The rapid spread of an unregistered "Mungiki" religious sect, which isadvocating female circumcision, has alarmed mainstream churches in central Kenya.
A seminar organised by the National Council of Churches of Kenya or NCCK in Nyeri, about 107 miles north of Nairobi, heard Sunday that the sect, which also wants to ascribe to Islamic laws, is massively recruiting members from the established churches.
Mungiki members also sniff raw tobacco and dried and grounded roots.
This has alarmed church leaders who decided to call on the NCCK to conduct an urgent probe on the activities of the sect and offer guidance on how to confront it.
The sect, whose followers have been involved in daily confrontations with government officials, is also being accused of propagating activities and teachings that go against Christianity.
The Kenyan government views the Mungiki sect, which was founded early this year, as an upshot of a revolutionary society whose aim is to create lawlessness and political instability.
But the concern of Christians is the support the controversial sect has won from the Kenyan Muslim community.
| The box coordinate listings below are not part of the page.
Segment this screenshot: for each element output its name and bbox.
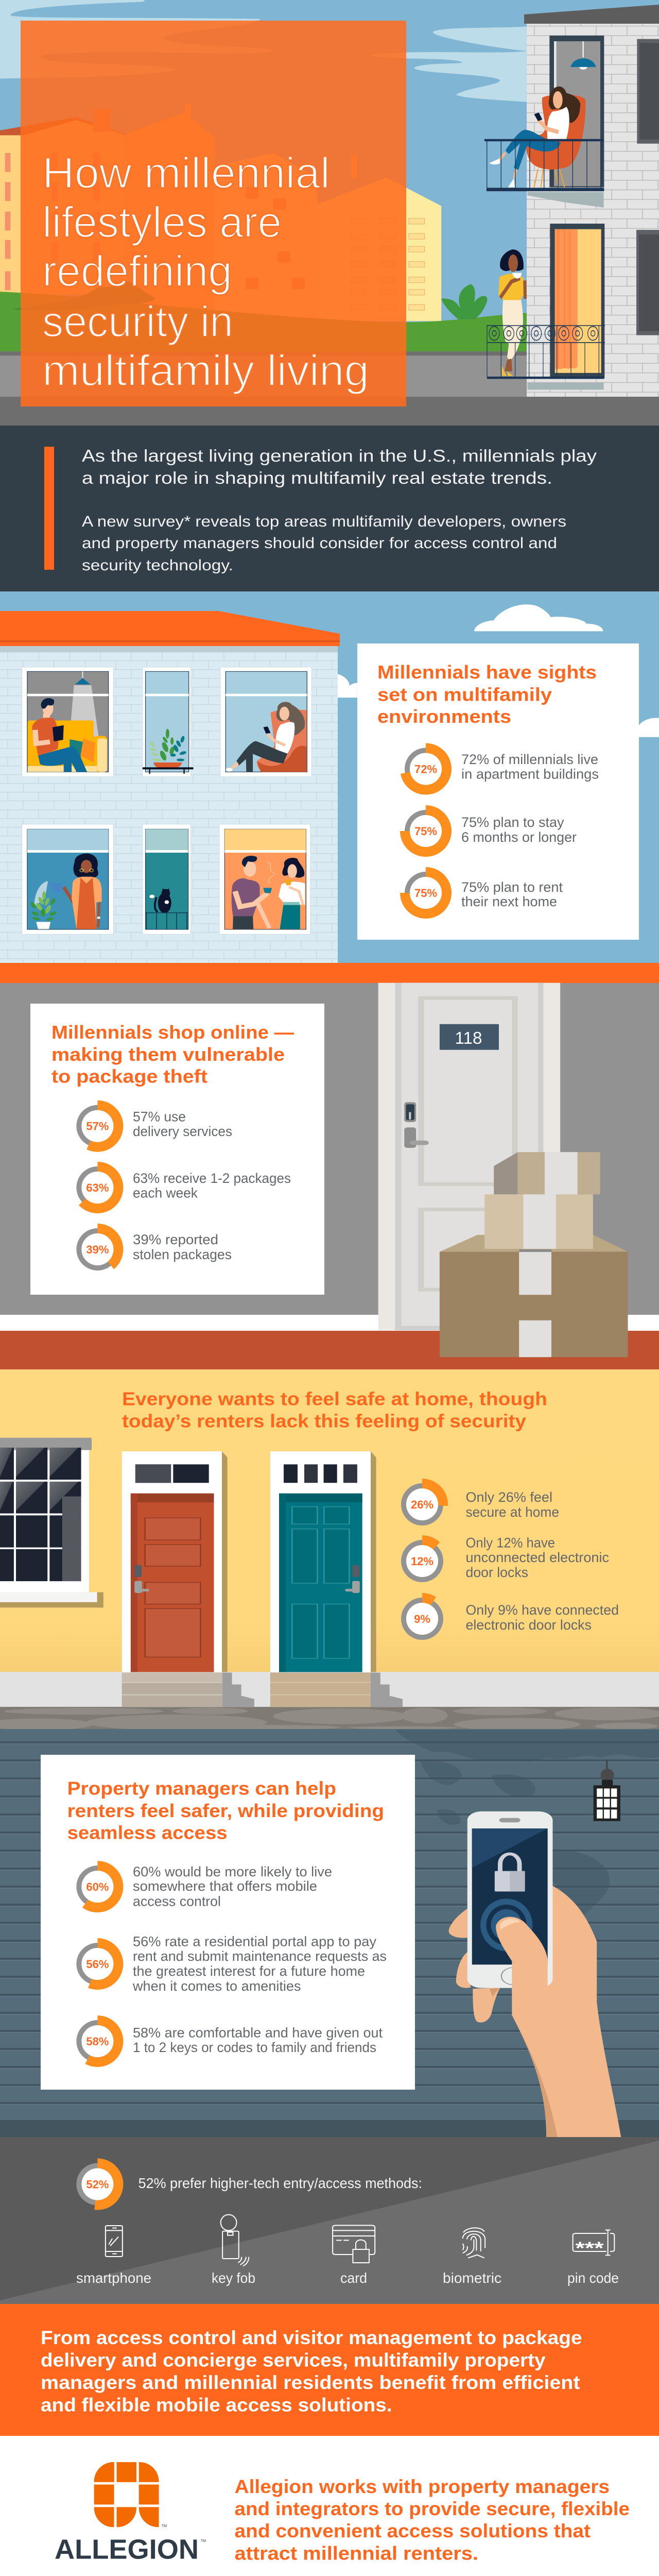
front steps [122,1673,403,1707]
clouds [338,604,659,737]
stat: 9 percent text: electronic door locks [465,1617,592,1633]
window: woman watering plant [22,824,113,934]
title panel: multifamily living [42,346,369,395]
card heading: Property managers can help [67,1778,336,1799]
icon: smartphone [106,2226,123,2257]
donut: 52 percent [77,2163,118,2205]
donut: 57 percent [77,1105,118,1147]
stat: 63 percent text: 63% receive 1-2 packages [133,1171,291,1186]
section heading: Everyone wants to feel safe at home, though [122,1388,547,1410]
grass, plants and road [0,280,659,426]
icon: key fob [221,2215,249,2266]
icon: fingerprint [463,2228,485,2258]
balcony woman in armchair and hanging lamp [484,36,659,335]
stat: 9 percent text [465,1602,619,1633]
card heading [377,662,597,727]
window: couple drinking coffee [219,824,310,934]
card heading: seamless access [67,1822,228,1843]
card heading: environments [377,706,511,727]
stat: 56 percent text [132,1934,387,1994]
teal door [270,1451,376,1672]
donut: 52 percent: 52% [86,2178,109,2191]
donut: 75 percent stay: 75% [414,825,437,838]
panel: intro text: As the largest living generation in the U.S., millennials play [82,446,597,465]
stat: 58 percent text [133,2025,383,2055]
balcony woman with cup and curtained door [487,224,605,389]
icon: pin code [573,2230,614,2258]
logo: Allegion wordmark: ALLEGION [55,2534,199,2565]
logo: Allegion wordmark: TM [162,2524,167,2528]
panel: orange closing statement [0,2304,659,2436]
stat: 72 percent text [461,752,599,782]
stacked cardboard boxes [440,1152,628,1357]
stat: 26 percent text: secure at home [465,1504,559,1520]
panel: feel safe at home street [0,1369,659,1731]
panel: intro text: a major role in shaping multifamily real estate trends. [82,468,552,487]
stat: 56 percent text: when it comes to amenities [132,1978,301,1994]
panel: Allegion footer [0,2436,659,2576]
logo: Allegion wordmark: TM [201,2539,206,2543]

On Saturday, the Council of Imams asked the government to stop harassing Mungiki followers or deprive their right to assemble at any place in Kenya.
Led by their chairman, Sheikh Ali Shee, the Imams at the port town of Mombasa, said the Mungiki movement followers were exercising their right of worship and should therefore not be harassed.
Sheikh Shee was speaking at a Mombasa mosque during the initiation of 13 Mungiki leaders who converted to Islam.
The Imams said that since Mungiki had become part and parcel of the Muslim community, they would not accept anybody to subject them to any form of mistreatment.
He appealed to Muslims to liase with Mungiki followers and construct mosques in central and rift valley provinces of Kenya.
Speaking after being converted to Islam, one of the Mungiki leaders, Ibrahim Ndura Waruinge, accused church leaders of inciting the police against the sect's members.
Waruinge, who claimed to be Mungiki's national co-ordinator, said the sect was not affiliated to any political party.